All this is playful, and funny, and mostly flattering to the British reader. But there are moments when the playfulness encloses more sober observation, when the seemingly irrelevant aristocrat from "the Iceland of the South", as he calls it, reveals his proper understanding of how the world works. Staying at the "Hotel Great Central, London NW1" in 1928, he finds that a fellow-guest is an African king from the Gold Coast, Nana Sir Ofori Atta. Lampedusa smiles and bows to him in the hotel corridor, and makes some period mock of him, but also notes that:

"He is one of the many princelings whom 'ruling Britannia' keeps chained to her steel trident and whom every now and then she is pleased to reward by inviting them to London so that they may admire the buses, the chorus girls, the artificial hares and other delightful British specialities, also not to forget the number and efficiency of the tanks, cruisers and bombers."

In 1930, he is in Berlin, and much enchanted by the city's "indecency". Scrutinising the "innumerable trollops" and rent-boys that crowd its bars and cafes, he notes how "overly elegant and overly shaven lads . . . sit and sigh at the corner tables until an old fat man, flushed and pop-eyed, decides to write something (what, ye Gods?) on the back of the bill and send a waiter with it to one of them. After that they sit at the same table and ten minutes later they go out together."

The moment passes; Lampedusa broadens his remarks to the German people in general, and "the zeal with which they pursue every activity to the extreme, and the desire for the absolute which always animates them." Here, he concludes, there is "an incredible ferment of life: within ten years they will, I think, send every nation a note, by means of the waiter . . ."

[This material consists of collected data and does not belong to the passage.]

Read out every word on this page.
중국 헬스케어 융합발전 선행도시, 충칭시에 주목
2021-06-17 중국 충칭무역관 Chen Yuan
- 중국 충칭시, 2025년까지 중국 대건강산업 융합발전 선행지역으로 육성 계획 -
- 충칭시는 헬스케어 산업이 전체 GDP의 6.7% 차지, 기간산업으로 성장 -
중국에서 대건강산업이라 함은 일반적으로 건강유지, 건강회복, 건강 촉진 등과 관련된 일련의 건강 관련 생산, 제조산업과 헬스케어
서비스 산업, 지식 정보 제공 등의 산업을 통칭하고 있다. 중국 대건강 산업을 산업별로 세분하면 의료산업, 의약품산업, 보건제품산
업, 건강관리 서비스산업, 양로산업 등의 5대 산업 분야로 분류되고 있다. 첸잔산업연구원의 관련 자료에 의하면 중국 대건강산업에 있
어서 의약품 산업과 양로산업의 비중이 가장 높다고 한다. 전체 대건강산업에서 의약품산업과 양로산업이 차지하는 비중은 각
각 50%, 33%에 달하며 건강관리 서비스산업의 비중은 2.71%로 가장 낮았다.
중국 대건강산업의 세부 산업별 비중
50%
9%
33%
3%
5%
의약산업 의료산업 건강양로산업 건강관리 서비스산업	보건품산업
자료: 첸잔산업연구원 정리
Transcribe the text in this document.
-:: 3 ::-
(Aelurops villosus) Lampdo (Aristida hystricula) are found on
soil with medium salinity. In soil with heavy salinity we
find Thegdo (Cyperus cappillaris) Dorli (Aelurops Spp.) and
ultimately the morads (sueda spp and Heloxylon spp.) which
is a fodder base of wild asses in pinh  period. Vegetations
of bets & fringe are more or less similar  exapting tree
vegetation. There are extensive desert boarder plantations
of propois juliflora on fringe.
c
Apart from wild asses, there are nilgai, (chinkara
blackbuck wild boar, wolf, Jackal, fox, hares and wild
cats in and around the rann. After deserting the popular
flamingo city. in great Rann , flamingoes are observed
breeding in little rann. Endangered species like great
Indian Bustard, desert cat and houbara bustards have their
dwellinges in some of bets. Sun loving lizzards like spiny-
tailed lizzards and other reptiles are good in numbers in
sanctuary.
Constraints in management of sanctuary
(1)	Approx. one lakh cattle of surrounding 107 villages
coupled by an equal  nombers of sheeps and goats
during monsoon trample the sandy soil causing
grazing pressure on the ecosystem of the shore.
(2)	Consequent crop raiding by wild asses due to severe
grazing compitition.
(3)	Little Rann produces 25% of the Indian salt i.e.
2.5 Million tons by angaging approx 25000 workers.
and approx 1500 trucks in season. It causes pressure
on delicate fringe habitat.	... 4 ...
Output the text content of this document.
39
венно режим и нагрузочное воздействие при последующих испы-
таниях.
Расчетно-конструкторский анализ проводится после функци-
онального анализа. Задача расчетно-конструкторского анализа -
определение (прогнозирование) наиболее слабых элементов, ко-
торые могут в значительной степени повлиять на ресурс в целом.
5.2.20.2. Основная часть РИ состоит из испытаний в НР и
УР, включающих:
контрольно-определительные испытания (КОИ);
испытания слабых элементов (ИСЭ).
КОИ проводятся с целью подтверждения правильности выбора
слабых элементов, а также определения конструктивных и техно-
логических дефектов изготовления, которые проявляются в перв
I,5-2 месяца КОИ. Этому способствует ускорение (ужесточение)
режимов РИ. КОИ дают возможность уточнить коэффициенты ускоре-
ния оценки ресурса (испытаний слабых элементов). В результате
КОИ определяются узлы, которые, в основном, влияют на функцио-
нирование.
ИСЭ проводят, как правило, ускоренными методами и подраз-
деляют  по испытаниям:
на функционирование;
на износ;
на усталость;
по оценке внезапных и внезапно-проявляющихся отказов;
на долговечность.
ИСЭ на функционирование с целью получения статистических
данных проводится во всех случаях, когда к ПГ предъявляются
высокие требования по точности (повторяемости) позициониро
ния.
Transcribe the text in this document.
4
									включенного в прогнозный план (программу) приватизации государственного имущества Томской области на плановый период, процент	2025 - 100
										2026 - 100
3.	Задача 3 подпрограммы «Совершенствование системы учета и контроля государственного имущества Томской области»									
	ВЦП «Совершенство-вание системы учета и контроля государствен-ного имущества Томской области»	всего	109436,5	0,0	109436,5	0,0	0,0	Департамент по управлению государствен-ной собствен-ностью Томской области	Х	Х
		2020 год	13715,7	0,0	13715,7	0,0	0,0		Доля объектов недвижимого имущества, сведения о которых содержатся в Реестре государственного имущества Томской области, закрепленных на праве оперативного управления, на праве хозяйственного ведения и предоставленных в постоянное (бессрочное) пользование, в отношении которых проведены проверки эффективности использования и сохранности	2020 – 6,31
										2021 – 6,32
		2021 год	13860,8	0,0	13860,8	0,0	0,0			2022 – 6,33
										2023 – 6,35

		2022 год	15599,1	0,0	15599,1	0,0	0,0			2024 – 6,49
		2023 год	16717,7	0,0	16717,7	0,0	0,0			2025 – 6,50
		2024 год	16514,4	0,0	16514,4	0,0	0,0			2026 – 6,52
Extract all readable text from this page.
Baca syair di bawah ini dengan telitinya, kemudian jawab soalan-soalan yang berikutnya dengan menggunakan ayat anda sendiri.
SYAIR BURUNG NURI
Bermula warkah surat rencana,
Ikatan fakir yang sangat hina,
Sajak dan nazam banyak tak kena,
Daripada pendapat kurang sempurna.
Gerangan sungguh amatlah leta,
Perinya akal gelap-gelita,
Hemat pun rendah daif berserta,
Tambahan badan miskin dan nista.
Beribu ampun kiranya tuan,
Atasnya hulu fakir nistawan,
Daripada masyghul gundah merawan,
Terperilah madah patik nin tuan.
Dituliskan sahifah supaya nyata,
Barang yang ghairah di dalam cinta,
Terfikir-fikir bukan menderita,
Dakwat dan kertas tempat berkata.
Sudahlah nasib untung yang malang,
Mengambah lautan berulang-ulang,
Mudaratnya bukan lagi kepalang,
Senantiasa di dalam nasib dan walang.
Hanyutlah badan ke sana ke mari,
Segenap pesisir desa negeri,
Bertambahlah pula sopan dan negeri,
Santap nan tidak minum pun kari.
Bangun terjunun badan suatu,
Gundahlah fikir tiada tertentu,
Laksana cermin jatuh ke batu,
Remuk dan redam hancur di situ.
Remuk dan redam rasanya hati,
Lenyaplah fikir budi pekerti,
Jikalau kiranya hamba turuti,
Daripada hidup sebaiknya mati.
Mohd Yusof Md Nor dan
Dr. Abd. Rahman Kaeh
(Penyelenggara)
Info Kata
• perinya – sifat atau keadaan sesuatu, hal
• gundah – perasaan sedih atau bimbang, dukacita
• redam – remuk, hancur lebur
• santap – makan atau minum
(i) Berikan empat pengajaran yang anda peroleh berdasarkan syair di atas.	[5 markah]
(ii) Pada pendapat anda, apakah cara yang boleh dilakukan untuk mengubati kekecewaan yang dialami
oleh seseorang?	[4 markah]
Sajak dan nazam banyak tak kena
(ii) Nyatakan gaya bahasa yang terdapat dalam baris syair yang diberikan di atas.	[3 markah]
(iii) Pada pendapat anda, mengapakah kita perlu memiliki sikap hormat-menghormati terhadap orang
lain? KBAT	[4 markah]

Throughout these letters, the sensibility of a monstrous reader is constantly present: thus a paragraph comparing the policemen of Zurich and London will naturally allude to Dante, while a description of a ball at the French Embassy in London brings in Paul Valéry, Herrick, Madame de Staël, Shelley, Yeats, Rossetti and Meredith. As this implies, the writer-in-waiting is never far away either. Replying to the Piccolos from Berlin, he takes up a point that one of them (presumably Lucio, the poet) has made about William Beckford's Gothic novel Vathek. "We must not forget," Lampedusa writes, "that Beckford is, basically, an 18th-century writer, and that therefore he regards [everything] with overarching irony." A comment which immediately launches us forward a quarter of a century to The Leopard, and to the overarching irony of Tancredi's famous line about the continuance of Sicilian aristocratic life: "If we want things to stay as they are, things will have to change."

This enterprising publication is supported by Arts Council England. Jeremy Hunt might take a look at it; while Nick Clegg, who chose The Leopard as his book on Desert Island Discs, should definitely buy several copies.